A new bill voted this week in France states that providing “false” information on abortion would be punishable by up to two years in prison and a 30,000 euro fine and that “in exercising, by any means, [not only on the Internet] moral and psychological pressures, threats or any act of intimidation against people seeking information on a voluntarily termination of pregnancy”.
Publishing documents showing pictures of aborted foetuses, statistics on abortion’s medical and psychological consequences or testimonies of women will be prohibited regardless of their truthfulness as they would be considered as a moral or a psychological pressure on any person seeking information about abortion, explained Gregor Puppink, director of the European centre for Law and Justice.
But “true objective information on abortion is, by nature, dissuasive.” reminds Jean-Marie Le MENE, President of the Lejeune Foundation.
The Catechism of the Catholic Church which states that abortion is a “horrendous crime” and a “mortal sin” could also be punished by this law on the ground of “moral and psychological pressure” on people seeking information on abortion, underlines Gregor Puppink.
The history of the law
The bill was introduced by the socialist minister Laurence Rossignol who denounced pro-life websites as “misleading” in the fact that they look too similar to official government websites and because they offer support hotlines which provide advice to pregnant women and encourage them not to interrupt the pregnancy and to keep their baby.
The Left majority approved the bill and only a part of the Right-winged minority voted against it.
The most vivid criticisms of this censorship
Cardinal André Vingt-Trois also criticized “the French government’s obsession with abortion”, stating that the new legislation’s aim seemed to be the “promotion of abortion as a normal outcome of pregnancy”. Furthermore, he questioned the government motives which would make the counteraction of the influence of pro-life websites its top priority instead of focusing on websites promoting “radical terrorism”.
The President of the French Bishops Conference, Archbishop Georges Pontier, wrote an open letter to President François Hollande denouncing the danger of this new law.
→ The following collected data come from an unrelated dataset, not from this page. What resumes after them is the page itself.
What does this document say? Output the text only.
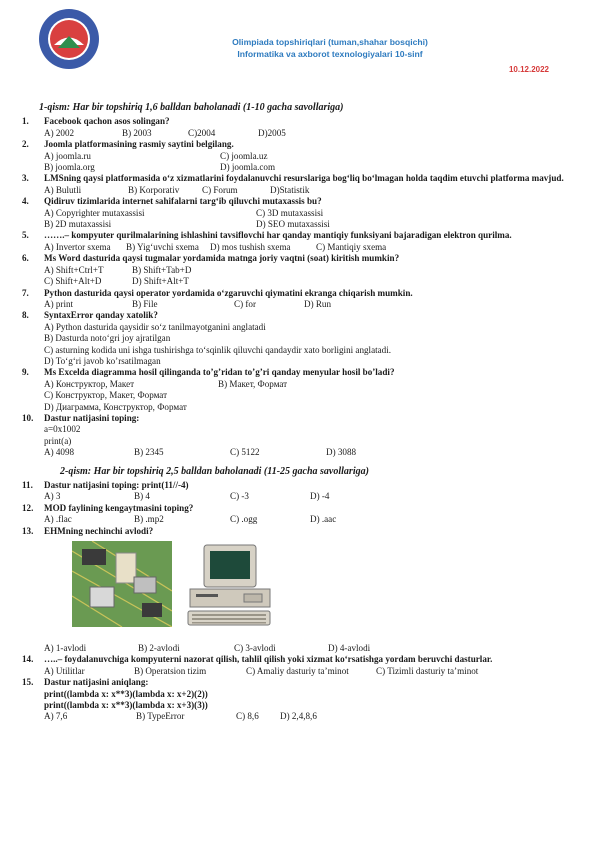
Olimpiada topshiriqlari (tuman,shahar bosqichi)
Informatika va axborot texnologiyalari 10-sinf
10.12.2022
1-qism: Har bir topshiriq 1,6 balldan baholanadi (1-10 gacha savollariga)
1.	Facebook qachon asos solingan?
A) 2002	B) 2003	C)2004	D)2005
2.	Joomla platformasining rasmiy saytini belgilang.
A) joomla.ru	C) joomla.uz
B) joomla.org	D) joomla.com
3.	LMSning qaysi platformasida o‘z xizmatlarini foydalanuvchi resurslariga bog‘liq bo‘lmagan holda taqdim etuvchi platforma mavjud.
A) Bulutli	B) Korporativ	C) Forum	D)Statistik
4.	Qidiruv tizimlarida internet sahifalarni targ‘ib qiluvchi mutaxassis bu?
A) Copyrighter mutaxassisi	C) 3D mutaxassisi
B) 2D mutaxassisi	D) SEO mutaxassisi
5.	…….– kompyuter qurilmalarining ishlashini tavsiflovchi har qanday mantiqiy funksiyani bajaradigan elektron qurilma.
A) Invertor sxema	B) Yig‘uvchi sxema	D) mos tushish sxema	C) Mantiqiy sxema
6.	Ms Word dasturida qaysi tugmalar yordamida matnga joriy vaqtni (soat) kiritish mumkin?
A) Shift+Ctrl+T	B) Shift+Tab+D
C) Shift+Alt+D	D) Shift+Alt+T
7.	Python dasturida qaysi operator yordamida o‘zgaruvchi qiymatini ekranga chiqarish mumkin.
A) print	B) File	C) for	D) Run
8.	SyntaxError qanday xatolik?
A) Python dasturida qaysidir so‘z tanilmayotganini anglatadi
B) Dasturda noto‘gri joy ajratilgan
C) asturning kodida uni ishga tushirishga to‘sqinlik qiluvchi qandaydir xato borligini anglatadi.
D) To‘g‘ri javob ko’rsatilmagan
9.	Ms Excelda diagramma hosil qilinganda to’g’ridan to’g’ri qanday menyular hosil bo’ladi?
A) Конструктор, Макет	B) Макет, Формат
C) Конструктор, Макет, Формат
D) Диаграмма, Конструктор, Формат
10.	Dastur natijasini toping:
a=0x1002
print(a)
A) 4098	B) 2345	C) 5122	D) 3088
2-qism: Har bir topshiriq 2,5 balldan baholanadi (11-25 gacha savollariga)
11.	Dastur natijasini toping: print(11//-4)
A) 3	B) 4	C) -3	D) -4
12.	MOD faylining kengaytmasini toping?
A) .flac	B) .mp2	C) .ogg	D) .aac
13.	EHMning nechinchi avlodi?
A) 1-avlodi	B) 2-avlodi	C) 3-avlodi	D) 4-avlodi
14.	…..– foydalanuvchiga kompyuterni nazorat qilish, tahlil qilish yoki xizmat ko‘rsatishga yordam beruvchi dasturlar.
A) Utilitlar	B) Operatsion tizim	C) Amaliy dasturiy ta’minot	C) Tizimli dasturiy ta’minot
15.	Dastur natijasini aniqlang:
print((lambda x: x**3)(lambda x: x+2)(2))
print((lambda x: x**3)(lambda x: x+3)(3))
A) 7,6	B) TypeError	C) 8,6	D) 2,4,8,6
Abortion “remains a serious act which deeply questions conscience”, women experience “existential distress” when facing “this dramatic choice”. “Should someone (…) pressure?” asks the Bishop. He also underlines that this bill “undermines the foundations of our freedoms and especially freedom of expression” and qualified it as a “very serious attack on the principles of democracy”. He added that “the serious subject of abortion cannot be locked up in militant positions”.
The text will now be discussed and certainly approved by the Assemblée Nationale in the coming weeks before the end of François Hollande legislature at the end of February…. To reassert the Left before the Presidential elections in May. A coalition of politicians standing against the bill and Pro-Life activists could go before the Supreme Court or even before the European Court of Human Rights to defend freedom of speech and protect the life of every human being.